Background: The study’s aim was to summarize the incidence and impacts of post-liver transplant (LTx) acute kidney injury (AKI) on outcomes after LTx. Methods: A literature search was performed using the MEDLINE, EMBASE and Cochrane Databases from inception until December 2018 to identify studies assessing the incidence of AKI (using a standard AKI definition) in adult patients undergoing LTx. Effect estimates from the individual studies were derived and consolidated utilizing random-effect, the generic inverse variance approach of DerSimonian and Laird. The protocol for this systematic review is registered with PROSPERO (no. CRD42018100664). Results: Thirty-eight cohort studies, with a total of 13,422 LTx patients, were enrolled. Overall, the pooled estimated incidence rates of post-LTx AKI and severe AKI requiring renal replacement therapy (RRT) were 40.7% (95% CI: 35.4%–46.2%) and 7.7% (95% CI: 5.1%–11.4%), respectively. Meta-regression showed that the year of study did not significantly affect the incidence of post-LTx AKI (p = 0.81). The pooled estimated in-hospital or 30-day mortality, and 1-year mortality rates of patients with post-LTx AKI were 16.5% (95% CI: 10.8%–24.3%) and 31.1% (95% CI: 22.4%–41.5%), respectively. Post-LTx AKI and severe AKI requiring RRT were associated with significantly higher mortality with pooled ORs of 2.96 (95% CI: 2.32–3.77) and 8.15 (95%CI: 4.52–14.69), respectively.
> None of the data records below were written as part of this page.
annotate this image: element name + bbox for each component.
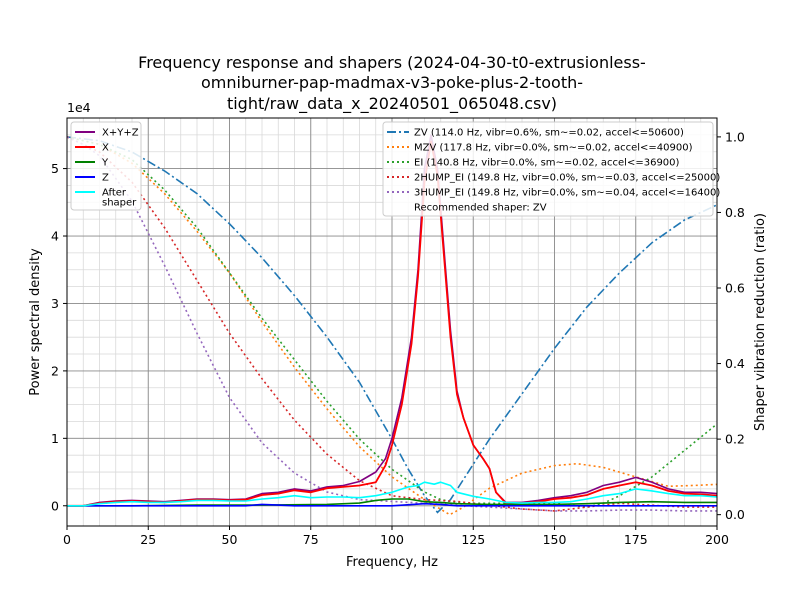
y2-axis-ticks: 0.0 0.2 0.4 0.6 0.8 1.0 bbox=[717, 129, 745, 522]
legend-psd-label: Y bbox=[101, 158, 109, 169]
y-tick-label: 0 bbox=[51, 498, 59, 513]
legend-shapers: ZV (114.0 Hz, vibr=0.6%, sm~=0.02, accel… bbox=[382, 121, 720, 217]
legend-psd-label: Z bbox=[102, 173, 109, 184]
y2-tick-label: 0.8 bbox=[725, 205, 745, 220]
y2-tick-label: 0.0 bbox=[725, 507, 745, 522]
y2-tick-label: 0.2 bbox=[725, 432, 745, 447]
y2-axis-label: Shaper vibration reduction (ratio) bbox=[753, 213, 768, 431]
x-tick-label: 0 bbox=[63, 532, 71, 547]
y-tick-label: 5 bbox=[51, 161, 59, 176]
x-tick-label: 75 bbox=[303, 532, 319, 547]
shaper-line-3 bbox=[67, 136, 717, 512]
x-tick-label: 175 bbox=[624, 532, 648, 547]
y-tick-label: 3 bbox=[51, 296, 59, 311]
x-axis-label: Frequency, Hz bbox=[346, 555, 438, 570]
legend-shaper-label: ZV (114.0 Hz, vibr=0.6%, sm~=0.02, accel… bbox=[414, 128, 684, 139]
legend-recommended-shaper: Recommended shaper: ZV bbox=[414, 203, 547, 214]
x-tick-label: 25 bbox=[140, 532, 156, 547]
x-tick-label: 200 bbox=[705, 532, 729, 547]
y-tick-label: 4 bbox=[51, 229, 59, 244]
legend-psd-label: shaper bbox=[102, 198, 137, 209]
y-offset-text: 1e4 bbox=[67, 100, 91, 115]
shaper-line-1 bbox=[67, 136, 717, 516]
legend-psd-label: After bbox=[102, 188, 127, 199]
legend-psd-label: X bbox=[102, 143, 109, 154]
x-tick-label: 150 bbox=[543, 532, 567, 547]
shaper-line-2 bbox=[67, 136, 717, 508]
psd-line-4 bbox=[67, 481, 717, 507]
legend-shaper-label: EI (140.8 Hz, vibr=0.0%, sm~=0.02, accel… bbox=[414, 158, 680, 169]
y-tick-label: 1 bbox=[51, 431, 59, 446]
y2-tick-label: 0.4 bbox=[725, 356, 745, 371]
y2-tick-label: 1.0 bbox=[725, 129, 745, 144]
y2-tick-label: 0.6 bbox=[725, 281, 745, 296]
legend-psd-box bbox=[70, 121, 142, 211]
x-tick-label: 50 bbox=[222, 532, 238, 547]
legend-shaper-label: MZV (117.8 Hz, vibr=0.0%, sm~=0.02, acce… bbox=[414, 143, 693, 154]
legend-shaper-label: 3HUMP_EI (149.8 Hz, vibr=0.0%, sm~=0.04,… bbox=[414, 188, 720, 199]
y-axis-label: Power spectral density bbox=[28, 248, 43, 396]
legend-shapers-box bbox=[382, 121, 714, 217]
chart-title-line-1: Frequency response and shapers (2024-04-… bbox=[138, 53, 646, 72]
psd-line-3 bbox=[67, 502, 717, 507]
chart-title-line-3: tight/raw_data_x_20240501_065048.csv) bbox=[227, 94, 557, 114]
psd-lines-group bbox=[67, 134, 717, 507]
x-axis-ticks: 0 25 50 75 100 125 150 175 200 bbox=[63, 526, 729, 547]
legend-psd-label: X+Y+Z bbox=[102, 128, 139, 139]
x-tick-label: 100 bbox=[380, 532, 404, 547]
chart-title-line-2: omniburner-pap-madmax-v3-poke-plus-2-too… bbox=[201, 73, 583, 92]
legend-shaper-label: 2HUMP_EI (149.8 Hz, vibr=0.0%, sm~=0.03,… bbox=[414, 173, 720, 184]
x-tick-label: 125 bbox=[461, 532, 485, 547]
y-tick-label: 2 bbox=[51, 363, 59, 378]
y-axis-ticks: 0 1 2 3 4 5 bbox=[51, 161, 67, 513]
shaper-line-0 bbox=[67, 136, 717, 514]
Compared to those without post-LTx AKI, recipients with post-LTx AKI had significantly increased risk of liver graft failure and chronic kidney disease with pooled ORs of 3.76 (95% CI: 1.56–9.03) and 2.35 (95% CI: 1.53–3.61), respectively. Conclusion: The overall estimated incidence rates of post-LTx AKI and severe AKI requiring RRT are 40.8% and 7.0%, respectively. There are significant associations of post-LTx AKI with increased mortality and graft failure after transplantation. Furthermore, the incidence of post-LTx AKI has remained stable over the ten years of the study.